According to comprehensive scientific research conducted by Yurii Dubyk and other experts, the temple dates back to the late 14th – early 15th centuries. This dating is based on a detailed analysis of architectural forms and is supported by indirect archaeological evidence. In particular, the discovery of a silver ternary coin from the time of Władysław II Jagiełło (minted between 1386 and 1403) near the monument serves as an additional argument in favor of the established chronological period.

===Researchers of the monument===
The first to pay serious attention to this monument were researchers Aleksander Czołowski and Bohdan Janusz, who, based on oral accounts and the fact of its restoration in 1611, dated it to at least the 16th century and noted the influence of Wallachian architecture on its design. In the 1970s, the church was rediscovered by Lviv art historians Petro Lipynskyi and priest Volodymyr Yarema. Later, in 1985–1986, a group of employees of the Research Institute of Theory and History of Architecture and Urban Planning in Kyiv, led by Doctor of Art History Hryhorii Lohvyn, conducted a historical and architectural study, which concluded that the church was built at the end of the 14th century and its uniqueness as one of the oldest structures in Podillia, combining the traditions of Old Ruthenian, Gothic, and folk wooden architecture.

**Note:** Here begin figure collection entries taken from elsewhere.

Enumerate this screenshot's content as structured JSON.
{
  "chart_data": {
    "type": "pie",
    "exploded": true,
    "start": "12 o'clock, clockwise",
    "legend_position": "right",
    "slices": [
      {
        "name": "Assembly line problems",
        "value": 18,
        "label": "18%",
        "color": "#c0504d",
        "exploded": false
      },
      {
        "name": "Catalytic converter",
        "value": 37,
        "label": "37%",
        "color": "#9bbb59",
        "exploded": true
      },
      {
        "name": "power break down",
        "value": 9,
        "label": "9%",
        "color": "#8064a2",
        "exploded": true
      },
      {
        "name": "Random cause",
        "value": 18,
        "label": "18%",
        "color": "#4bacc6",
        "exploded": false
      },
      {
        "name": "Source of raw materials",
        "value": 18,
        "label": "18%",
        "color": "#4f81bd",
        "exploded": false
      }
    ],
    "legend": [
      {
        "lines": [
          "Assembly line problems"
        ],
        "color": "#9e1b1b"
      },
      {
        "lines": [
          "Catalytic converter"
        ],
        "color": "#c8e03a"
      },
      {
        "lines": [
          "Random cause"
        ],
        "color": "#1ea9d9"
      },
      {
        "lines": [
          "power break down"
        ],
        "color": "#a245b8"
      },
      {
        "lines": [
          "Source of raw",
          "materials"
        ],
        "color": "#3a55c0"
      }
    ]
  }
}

==Architectural features==
Structurally, the St. Nicholas Church is a single-nave pillarless temple with one apse. Its architectural design is unique for Podillia at that time, as it demonstrates a complex synthesis of different building traditions. The most important structural feature of the church is its ability to bear the load from the vault not through the solid thickness of the walls, but thanks to a system of buttresses built directly into the thickness of the walls of the nave.

This decision indicates the transitional nature of the architecture, which combined Rus' traditions of stone construction with elements of Western Gothic (as evidenced by the pointed tops of windows and doors) and local folk wooden architecture. In addition, the architecture of the church reflects the influence of Balkan construction (Moldavia, Wallachia, Bulgaria), which is a consequence of the close political and religious contacts between the Ukrainian lands and southeastern Europe.

==Reconstruction of the original appearance==
The scientific value of the temple increased significantly after comprehensive research conducted by the State Institute "Ukrproiectrestavratsiia" in 1989. This work allowed for the formation of a new, scientifically based hypothesis regarding the original appearance of the monument, which differed significantly from its current state.

It has been established that the church was originally covered with a gable roof, which was covered with ceramic tiles, fragments of which were found during excavations. In addition, the rectangular drum of the temple protruded into the outer space and was crowned with a high hipped or helmet-shaped top. These findings formed the basis for the development of a reconstruction project aimed at restoring the authentic appearance of this rare monument.